L’Antica Spezieria di Santa Maria della Scala

Nel cuore di Trastevere c’è un gioiello di scienza e di storia: la prima farmacia dell’Urbe. Quest’antica farmacia, di proprietà dei Carmelitani Scalzi, attiva dal XVII secolo, è stata chiusa nel 1954, ma si conserva intatta come se fosse rimasta al ‘700. Entrando è infatti possibile compiere un vero e proprio viaggio nel tempo e nel “sapere” del passato: una sala si apre al visitatore, coperta da armadi colmi di ampolline che conservano le medicine di una volta!

Fino al 1808, anno in cui venne istituita la cattedra di Farmacia, il sapere farmaceutico era perlopiù in mano ai frati. Fin dal medioevo, infatti, grazie al loro stile di vita semplice, si dedicarono alla coltivazione dei Medica Simplex, ovvero le erbe medicinali, usate per scopi curativi. Il 20 marzo 1597, con la bolla Sacrarum Religionum, papa Clemente VIII Aldobrandini concesse ai Carmelitani Scalzi l’erezione di un convento a Roma, in Santa Maria della Scala. Così gli Scalzi adibirono un terreno di loro proprietà alla coltivazione delle erbe e cominciarono a creare dei medicamenti. Inizialmente tutto ciò era a scopo personale, ma alla fine del ‘600, la loro spezieria aprì al pubblico divenendo, in poco tempo, una vera e propria istituzione.

Lo studio dei frati sulle spezie arrivò a tale fama che, come testimonia un dipinto nell’atrio della farmacia in cui è rappresentato “Fra’ Basilio della Concezione che impartisce lezioni ad un gruppo di discepoli”, fu aperta una scuola per tutti, frati e laici. Fra’ Basilio fu una mente illuminata: creò un rimedio detto ”Acqua della Scala”, una lavanda antinevralgica usata per le malattie delle prime vie respiratorie, i dolori reumatici e le allergie; l’”Acqua di melissa” o “Acqua contro l’isterismo”, usata come calmante, e l’”Acqua della Samaritana” o “Acqua contro le pestilenze”, un disinfettante. Altro rimedio preparato dalla spezieria è la famosa Theriaca, dal greco θηριακή thēriakḗ cioè antidoto, è un preparato farmaceutico dalle supposte virtù miracolose di origine antichissima. Pare che lo usasse già Nerone grazie al suo medico personale, Andromaco, che seguì i consigli del medico di Mitridate, il re del Ponto. La sua composizione è variata molto nel corso del tempo, trasformandosi da rimedio contro i veleni a rimedio per combattere le malattie in generale.
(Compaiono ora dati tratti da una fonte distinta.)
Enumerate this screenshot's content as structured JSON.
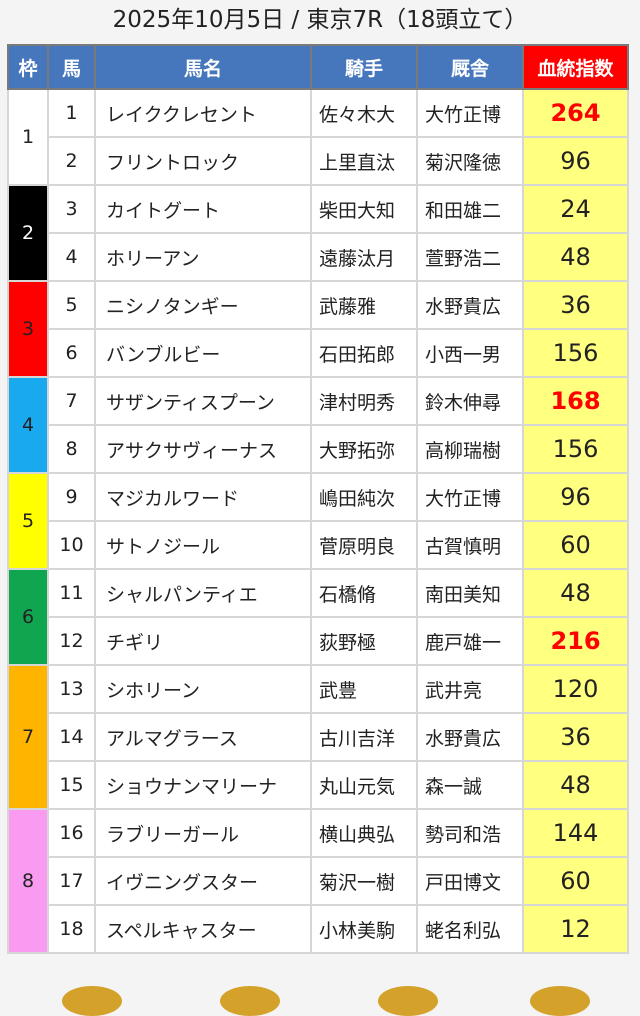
{
  "title": "2025年10月5日 / 東京7R（18頭立て）",
  "headers": {
    "waku": "枠",
    "umaban": "馬",
    "name": "馬名",
    "jockey": "騎手",
    "trainer": "厩舎",
    "index": "血統指数"
  },
  "frames": [
    {
      "waku": "1",
      "color": "#ffffff",
      "text_color": "#222222",
      "count": 2
    },
    {
      "waku": "2",
      "color": "#000000",
      "text_color": "#ffffff",
      "count": 2
    },
    {
      "waku": "3",
      "color": "#ff0000",
      "text_color": "#222222",
      "count": 2
    },
    {
      "waku": "4",
      "color": "#19a9ef",
      "text_color": "#222222",
      "count": 2
    },
    {
      "waku": "5",
      "color": "#ffff00",
      "text_color": "#222222",
      "count": 2
    },
    {
      "waku": "6",
      "color": "#10a650",
      "text_color": "#222222",
      "count": 2
    },
    {
      "waku": "7",
      "color": "#ffb500",
      "text_color": "#222222",
      "count": 3
    },
    {
      "waku": "8",
      "color": "#f99cf1",
      "text_color": "#222222",
      "count": 3
    }
  ],
  "horses": [
    {
      "num": "1",
      "name": "レイククレセント",
      "jockey": "佐々木大",
      "trainer": "大竹正博",
      "index": "264",
      "highlight": true
    },
    {
      "num": "2",
      "name": "フリントロック",
      "jockey": "上里直汰",
      "trainer": "菊沢隆徳",
      "index": "96",
      "highlight": false
    },
    {
      "num": "3",
      "name": "カイトグート",
      "jockey": "柴田大知",
      "trainer": "和田雄二",
      "index": "24",
      "highlight": false
    },
    {
      "num": "4",
      "name": "ホリーアン",
      "jockey": "遠藤汰月",
      "trainer": "萱野浩二",
      "index": "48",
      "highlight": false
    },
    {
      "num": "5",
      "name": "ニシノタンギー",
      "jockey": "武藤雅",
      "trainer": "水野貴広",
      "index": "36",
      "highlight": false
    },
    {
      "num": "6",
      "name": "バンブルビー",
      "jockey": "石田拓郎",
      "trainer": "小西一男",
      "index": "156",
      "highlight": false
    },
    {
      "num": "7",
      "name": "サザンティスプーン",
      "jockey": "津村明秀",
      "trainer": "鈴木伸尋",
      "index": "168",
      "highlight": true
    },
    {
      "num": "8",
      "name": "アサクサヴィーナス",
      "jockey": "大野拓弥",
      "trainer": "高柳瑞樹",
      "index": "156",
      "highlight": false
    },
    {
      "num": "9",
      "name": "マジカルワード",
      "jockey": "嶋田純次",
      "trainer": "大竹正博",
      "index": "96",
      "highlight": false
    },
    {
      "num": "10",
      "name": "サトノジール",
      "jockey": "菅原明良",
      "trainer": "古賀慎明",
      "index": "60",
      "highlight": false
    },
    {
      "num": "11",
      "name": "シャルパンティエ",
      "jockey": "石橋脩",
      "trainer": "南田美知",
      "index": "48",
      "highlight": false
    },
    {
      "num": "12",
      "name": "チギリ",
      "jockey": "荻野極",
      "trainer": "鹿戸雄一",
      "index": "216",
      "highlight": true
    },
    {
      "num": "13",
      "name": "シホリーン",
      "jockey": "武豊",
      "trainer": "武井亮",
      "index": "120",
      "highlight": false
    },
    {
      "num": "14",
      "name": "アルマグラース",
      "jockey": "古川吉洋",
      "trainer": "水野貴広",
      "index": "36",
      "highlight": false
    },
    {
      "num": "15",
      "name": "ショウナンマリーナ",
      "jockey": "丸山元気",
      "trainer": "森一誠",
      "index": "48",
      "highlight": false
    },
    {
      "num": "16",
      "name": "ラブリーガール",
      "jockey": "横山典弘",
      "trainer": "勢司和浩",
      "index": "144",
      "highlight": false
    },
    {
      "num": "17",
      "name": "イヴニングスター",
      "jockey": "菊沢一樹",
      "trainer": "戸田博文",
      "index": "60",
      "highlight": false
    },
    {
      "num": "18",
      "name": "スペルキャスター",
      "jockey": "小林美駒",
      "trainer": "蛯名利弘",
      "index": "12",
      "highlight": false
    }
  ]
}
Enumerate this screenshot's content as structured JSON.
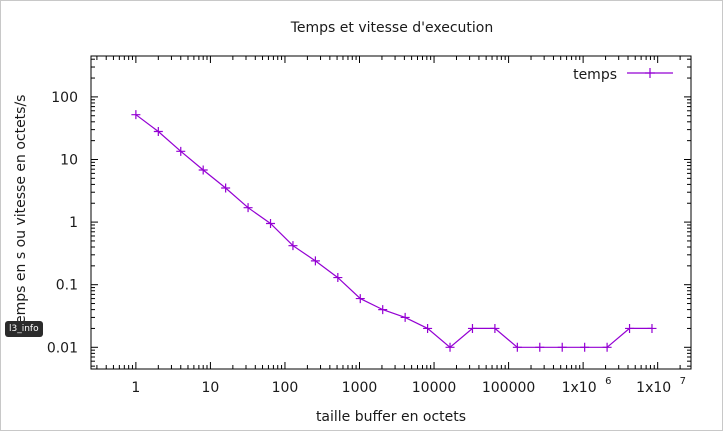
{
  "tooltip": "l3_info",
  "chart_data": {
    "type": "line",
    "title": "Temps et vitesse d'execution",
    "xlabel": "taille buffer en octets",
    "ylabel": "temps en s ou vitesse en octets/s",
    "xscale": "log",
    "yscale": "log",
    "xlim": [
      0.25,
      28000000
    ],
    "ylim": [
      0.0045,
      450
    ],
    "x_ticks": [
      {
        "value": 1,
        "label": "1"
      },
      {
        "value": 10,
        "label": "10"
      },
      {
        "value": 100,
        "label": "100"
      },
      {
        "value": 1000,
        "label": "1000"
      },
      {
        "value": 10000,
        "label": "10000"
      },
      {
        "value": 100000,
        "label": "100000"
      },
      {
        "value": 1000000,
        "label": "1x10"
      },
      {
        "value": 10000000,
        "label": "1x10"
      }
    ],
    "x_tick_exponents": [
      "6",
      "7"
    ],
    "y_ticks": [
      {
        "value": 0.01,
        "label": "0.01"
      },
      {
        "value": 0.1,
        "label": "0.1"
      },
      {
        "value": 1,
        "label": "1"
      },
      {
        "value": 10,
        "label": "10"
      },
      {
        "value": 100,
        "label": "100"
      }
    ],
    "legend_position": "top-right",
    "series": [
      {
        "name": "temps",
        "color": "#9400d3",
        "marker": "plus",
        "points": [
          [
            1,
            52
          ],
          [
            2,
            28
          ],
          [
            4,
            13.5
          ],
          [
            8,
            6.8
          ],
          [
            16,
            3.5
          ],
          [
            32,
            1.7
          ],
          [
            64,
            0.95
          ],
          [
            128,
            0.42
          ],
          [
            256,
            0.24
          ],
          [
            512,
            0.13
          ],
          [
            1024,
            0.06
          ],
          [
            2048,
            0.04
          ],
          [
            4096,
            0.03
          ],
          [
            8192,
            0.02
          ],
          [
            16384,
            0.01
          ],
          [
            32768,
            0.02
          ],
          [
            65536,
            0.02
          ],
          [
            131072,
            0.01
          ],
          [
            262144,
            0.01
          ],
          [
            524288,
            0.01
          ],
          [
            1048576,
            0.01
          ],
          [
            2097152,
            0.01
          ],
          [
            4194304,
            0.02
          ],
          [
            8388608,
            0.02
          ]
        ]
      }
    ]
  }
}
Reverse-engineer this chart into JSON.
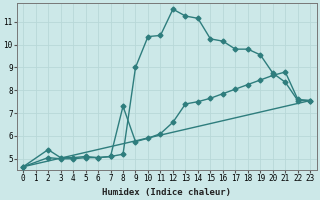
{
  "xlabel": "Humidex (Indice chaleur)",
  "ylabel": "",
  "bg_color": "#cce8e8",
  "grid_color": "#b8d8d8",
  "line_color": "#2e7d7d",
  "xlim": [
    -0.5,
    23.5
  ],
  "ylim": [
    4.5,
    11.8
  ],
  "xticks": [
    0,
    1,
    2,
    3,
    4,
    5,
    6,
    7,
    8,
    9,
    10,
    11,
    12,
    13,
    14,
    15,
    16,
    17,
    18,
    19,
    20,
    21,
    22,
    23
  ],
  "yticks": [
    5,
    6,
    7,
    8,
    9,
    10,
    11
  ],
  "series1_x": [
    0,
    2,
    3,
    4,
    5,
    6,
    7,
    8,
    9,
    10,
    11,
    12,
    13,
    14,
    15,
    16,
    17,
    18,
    19,
    20,
    21,
    22,
    23
  ],
  "series1_y": [
    4.65,
    5.4,
    5.05,
    5.05,
    5.1,
    5.05,
    5.1,
    5.2,
    9.0,
    10.35,
    10.4,
    11.55,
    11.25,
    11.15,
    10.25,
    10.15,
    9.8,
    9.8,
    9.55,
    8.75,
    8.35,
    7.55,
    7.55
  ],
  "series2_x": [
    0,
    2,
    3,
    4,
    5,
    6,
    7,
    8,
    9,
    10,
    11,
    12,
    13,
    14,
    15,
    16,
    17,
    18,
    19,
    20,
    21,
    22,
    23
  ],
  "series2_y": [
    4.65,
    5.05,
    5.0,
    5.0,
    5.05,
    5.05,
    5.1,
    7.3,
    5.75,
    5.9,
    6.1,
    6.6,
    7.4,
    7.5,
    7.65,
    7.85,
    8.05,
    8.25,
    8.45,
    8.65,
    8.8,
    7.6,
    7.55
  ],
  "series3_x": [
    0,
    23
  ],
  "series3_y": [
    4.65,
    7.55
  ],
  "marker": "D",
  "marker_size": 2.5,
  "linewidth": 1.0
}
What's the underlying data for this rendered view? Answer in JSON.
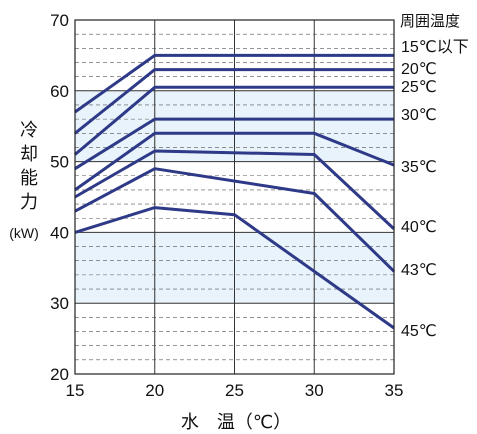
{
  "chart_data": {
    "type": "line",
    "xlabel": "水　温（℃）",
    "ylabel_lines": [
      "冷",
      "却",
      "能",
      "力",
      "(kW)"
    ],
    "xlim": [
      15,
      35
    ],
    "ylim": [
      20,
      70
    ],
    "x_ticks": [
      15,
      20,
      25,
      30,
      35
    ],
    "y_ticks": [
      20,
      30,
      40,
      50,
      60,
      70
    ],
    "legend_title": "周囲温度",
    "line_color": "#2e3a87",
    "band_color": "#e8f3fb",
    "grid_color": "#555555",
    "series": [
      {
        "name": "15℃以下",
        "x": [
          15,
          20,
          35
        ],
        "y": [
          57,
          65,
          65
        ]
      },
      {
        "name": "20℃",
        "x": [
          15,
          20,
          35
        ],
        "y": [
          54,
          63,
          63
        ]
      },
      {
        "name": "25℃",
        "x": [
          15,
          20,
          35
        ],
        "y": [
          51,
          60.5,
          60.5
        ]
      },
      {
        "name": "30℃",
        "x": [
          15,
          20,
          35
        ],
        "y": [
          49,
          56,
          56
        ]
      },
      {
        "name": "35℃",
        "x": [
          15,
          20,
          30,
          35
        ],
        "y": [
          46,
          54,
          54,
          49.5
        ]
      },
      {
        "name": "40℃",
        "x": [
          15,
          20,
          30,
          35
        ],
        "y": [
          45,
          51.5,
          51,
          40.5
        ]
      },
      {
        "name": "43℃",
        "x": [
          15,
          20,
          30,
          35
        ],
        "y": [
          43,
          49,
          45.5,
          34.5
        ]
      },
      {
        "name": "45℃",
        "x": [
          15,
          20,
          25,
          35
        ],
        "y": [
          40,
          43.5,
          42.5,
          26.5
        ]
      }
    ]
  }
}
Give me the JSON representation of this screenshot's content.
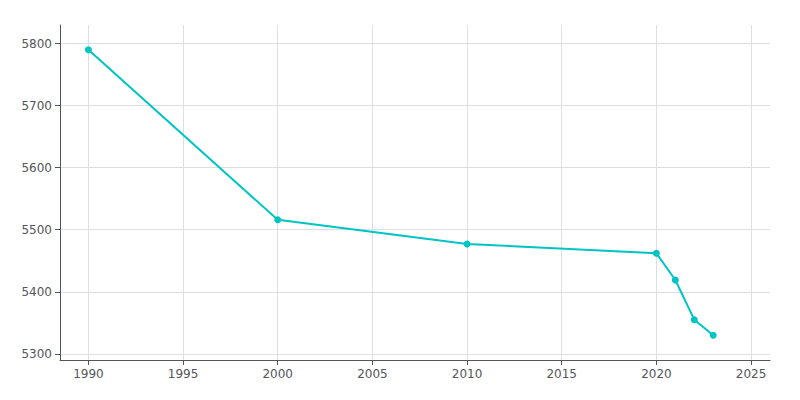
{
  "chart_data": {
    "type": "line",
    "x": [
      1990,
      2000,
      2010,
      2020,
      2021,
      2022,
      2023
    ],
    "values": [
      5790,
      5516,
      5477,
      5462,
      5419,
      5355,
      5330
    ],
    "color": "#00C4C4",
    "marker": "circle",
    "xlim": [
      1988.5,
      2026
    ],
    "ylim": [
      5290,
      5830
    ],
    "xticks": [
      1990,
      1995,
      2000,
      2005,
      2010,
      2015,
      2020,
      2025
    ],
    "yticks": [
      5300,
      5400,
      5500,
      5600,
      5700,
      5800
    ],
    "grid": true
  }
}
Le teriache del XVI, XVII e XVIII secolo erano fondamentalmente composte da: carne essiccata di vipera, valeriana, oppio, pepe, zafferano, mirra, malvasia, polvere di mummia e anche angelica, centaurea minore, genziana, incenso, timo, tarassaco, matricaria, succo d’acacia, potentilla, miele attico, liquirizia, finocchio, anice, cannella, cardamomo, aristolochia, opoponax, scilla, agarico bianca, vino di Spagna.

Ancora oggi, sollevando un pesante coperchio, si può godere del profumo dell’ultima Teriaca preparata dai Carmelitani poco prima che la Farmacia chiudesse, conservata in un bel vaso di marmo.

L’Antica Spezieria divenne talmente famosa che vi accorsero ambasciatori, duchi, regine, addirittura medici del pontefice, tanto che assunse l’appellativo di “Farmacia dei Papi”. Con l’istituzione della cattedra di Farmacia, nella Spezieria cominciarono a convivere i Carmelitani e i Farmacisti: il loro fu un ottimo connubio che, grazie allo scambio di conoscenze, portò ad una crescita sorprendente.

Oggi l’Antica Spezieria è inattiva dal 1954, ma visitabile. L’odore del legno di una volta, lo stampo delle ricette, antiche erbe conservate, l’Erbario di Fra’ Basilio, la piccola fabbrica di pillole, sono sorprese che si possono trovare all’interno di questo luogo incantato, forse poco conosciuto, ma che conserva un vero e proprio patrimonio di storia, di arte e, soprattutto, di scienza!